能登半島地震から1カ月が経過。被災地には人的・物的支援が寄せられている。川崎市も国などの要請を受けて、市職員らが被災地に派遣され、さまざまな支援活動を実施。麻生区役所の職員も交代で、1月10日から石川県輪島市の避難所で支援活動にあたっている。4人に話を聞いた。
区職員が、輪島市で支援活動を行ったのは、避難所となっている東陽中学校。危機管理担当で地域防災担当を務める川口健太さんは、1月10日に現地を訪れた。古い家が多く、その多くが全壊、半壊している状況を目の当たりに。道路も地割れなどで損傷が激しく、通行止めになっている箇所が多かったという。電気、水道、ガス、通信とライフラインはすべて止まっている状態の中で、避難所対応の支援を行った。
避難所にいた輪島市の職員は1人。川崎市から訪れた他の職員らと共に、川口さんは自衛隊が運んできた物資の搬入、整理をサポートし、被災者のニーズを聞いて本部に届ける活動を行った。「普段、避難所の訓練などを行っていなかったと聞いた。それでも秩序を持って助け合いながら生活されていた」と現地の様子を語る。
「避難所が物資拠点になっていたので、在庫が多いものを各避難所に希望を聞いて振り分けていた」。地域安全担当の村野民樹さんは避難所での活動を振り返る。
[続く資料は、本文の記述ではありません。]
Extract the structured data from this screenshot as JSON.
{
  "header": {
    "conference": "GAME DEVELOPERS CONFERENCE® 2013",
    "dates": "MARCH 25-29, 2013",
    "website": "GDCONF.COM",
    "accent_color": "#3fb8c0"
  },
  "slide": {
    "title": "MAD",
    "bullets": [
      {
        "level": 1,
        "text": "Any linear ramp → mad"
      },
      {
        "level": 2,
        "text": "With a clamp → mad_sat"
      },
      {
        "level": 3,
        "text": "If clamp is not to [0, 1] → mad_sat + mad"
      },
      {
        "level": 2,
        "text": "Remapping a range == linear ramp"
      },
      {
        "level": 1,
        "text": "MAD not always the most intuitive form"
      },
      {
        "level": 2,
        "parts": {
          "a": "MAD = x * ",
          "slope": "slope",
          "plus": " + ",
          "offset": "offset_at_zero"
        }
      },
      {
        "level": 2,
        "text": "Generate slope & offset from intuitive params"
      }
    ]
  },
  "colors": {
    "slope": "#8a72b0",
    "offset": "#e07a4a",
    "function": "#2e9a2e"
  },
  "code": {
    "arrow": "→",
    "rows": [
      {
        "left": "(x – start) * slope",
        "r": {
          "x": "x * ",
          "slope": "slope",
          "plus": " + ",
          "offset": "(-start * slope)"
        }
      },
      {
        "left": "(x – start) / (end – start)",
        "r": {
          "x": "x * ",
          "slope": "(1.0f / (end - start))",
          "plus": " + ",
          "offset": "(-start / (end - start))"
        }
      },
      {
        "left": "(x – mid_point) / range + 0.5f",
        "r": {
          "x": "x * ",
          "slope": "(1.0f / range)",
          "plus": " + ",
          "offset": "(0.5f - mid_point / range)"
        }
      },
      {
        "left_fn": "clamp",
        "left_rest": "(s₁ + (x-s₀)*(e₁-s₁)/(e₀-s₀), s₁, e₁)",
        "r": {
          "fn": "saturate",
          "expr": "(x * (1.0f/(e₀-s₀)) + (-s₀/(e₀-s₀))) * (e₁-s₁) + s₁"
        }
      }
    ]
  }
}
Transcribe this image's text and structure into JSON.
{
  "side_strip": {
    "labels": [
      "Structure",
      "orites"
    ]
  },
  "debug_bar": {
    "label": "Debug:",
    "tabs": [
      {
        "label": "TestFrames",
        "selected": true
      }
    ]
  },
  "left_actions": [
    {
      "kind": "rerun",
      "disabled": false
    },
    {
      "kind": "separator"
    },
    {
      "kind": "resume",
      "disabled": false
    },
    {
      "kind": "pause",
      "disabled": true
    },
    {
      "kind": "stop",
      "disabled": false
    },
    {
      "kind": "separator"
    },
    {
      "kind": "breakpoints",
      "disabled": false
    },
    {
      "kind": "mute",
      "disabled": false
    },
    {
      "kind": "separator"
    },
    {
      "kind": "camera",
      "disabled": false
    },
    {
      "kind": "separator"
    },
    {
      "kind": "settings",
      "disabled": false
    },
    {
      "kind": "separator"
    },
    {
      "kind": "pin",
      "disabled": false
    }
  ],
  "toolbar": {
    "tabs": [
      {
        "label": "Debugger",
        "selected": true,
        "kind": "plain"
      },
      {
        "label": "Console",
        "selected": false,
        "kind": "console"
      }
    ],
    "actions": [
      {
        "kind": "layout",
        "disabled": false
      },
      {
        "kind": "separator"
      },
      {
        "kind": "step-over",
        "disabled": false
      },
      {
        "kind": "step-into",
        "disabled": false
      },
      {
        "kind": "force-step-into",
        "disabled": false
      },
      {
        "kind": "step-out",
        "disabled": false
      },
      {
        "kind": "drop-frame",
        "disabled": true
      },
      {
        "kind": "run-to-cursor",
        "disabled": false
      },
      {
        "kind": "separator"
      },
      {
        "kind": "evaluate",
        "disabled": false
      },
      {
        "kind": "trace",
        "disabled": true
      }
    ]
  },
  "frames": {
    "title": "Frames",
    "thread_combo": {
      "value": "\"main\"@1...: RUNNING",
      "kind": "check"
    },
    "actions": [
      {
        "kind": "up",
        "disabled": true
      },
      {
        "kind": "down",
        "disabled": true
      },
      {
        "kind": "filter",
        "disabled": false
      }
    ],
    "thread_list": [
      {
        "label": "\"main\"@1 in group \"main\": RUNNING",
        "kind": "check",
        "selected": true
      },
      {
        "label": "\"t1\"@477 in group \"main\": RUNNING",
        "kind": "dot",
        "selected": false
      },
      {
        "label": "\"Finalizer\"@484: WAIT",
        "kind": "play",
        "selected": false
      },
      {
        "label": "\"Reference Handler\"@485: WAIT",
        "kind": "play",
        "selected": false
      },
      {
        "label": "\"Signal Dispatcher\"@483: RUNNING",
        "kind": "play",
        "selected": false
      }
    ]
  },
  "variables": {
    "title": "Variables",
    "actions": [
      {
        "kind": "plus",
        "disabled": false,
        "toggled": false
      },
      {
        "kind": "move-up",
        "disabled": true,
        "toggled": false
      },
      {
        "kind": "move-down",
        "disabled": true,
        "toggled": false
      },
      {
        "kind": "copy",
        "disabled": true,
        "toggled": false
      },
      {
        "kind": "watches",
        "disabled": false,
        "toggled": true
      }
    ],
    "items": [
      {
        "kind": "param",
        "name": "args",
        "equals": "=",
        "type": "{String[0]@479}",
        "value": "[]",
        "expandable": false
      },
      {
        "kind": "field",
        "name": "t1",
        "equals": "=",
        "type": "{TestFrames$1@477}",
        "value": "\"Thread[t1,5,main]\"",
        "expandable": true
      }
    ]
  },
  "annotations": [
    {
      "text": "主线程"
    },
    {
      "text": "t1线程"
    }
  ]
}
地域みまもり支援センター保護課の山岸奈巳さんは、17日に現地入り。炊き出しが始まり、カップ麺や水の需要が減っていた時期だった。「女性用下着や生理用品、ハンドクリームなど日用品の需要が増え、避難所の人数も減ってきて年齢層も変わってきていた。フェーズによって変わる需要と供給のバランスが難しかった」と活動の中での苦難を語る。
4人の中で最後に現地を訪れたのは、地域防災担当の横田研人さん。「水や食料品のプッシュ型から、ニーズにあったプル型への支援物資の移行が難しい。ニーズと物資のマッチングをしていくことが大事」と語る。
経験を職員、区民へ
支援経験から、災害対策に見えてきたものがあった4人は口を揃える。「行政職員がいない中で、みんなが助け合って避難所を運営していた。顔の見える関係ができていたからこそ。日頃のつながりが大切だと感じた」と川口さんは。村野さんは「避難所は決して快適ではない。自宅で過ごせるように、古い家は耐震性の確認が必要」と訴える。
備蓄に関して、山岸さんは「3日間だけでなく1週間分必要だと感じた。必要なものは時間と共に変わっていく。事前対策を呼び掛けていきたい」と話す。横田さんは「麻生区は倒壊よりも火災の注意が必要。初期消火、安否確認ができれば避難する人も減る。水や食料だけでなく、簡易トイレの備蓄を徹底していく必要がある」と住民へ呼び掛ける。
区では、派遣された職員の経験を区役所内で共有し、地域の自主防災組織等にも講座などで伝えていく意向だ。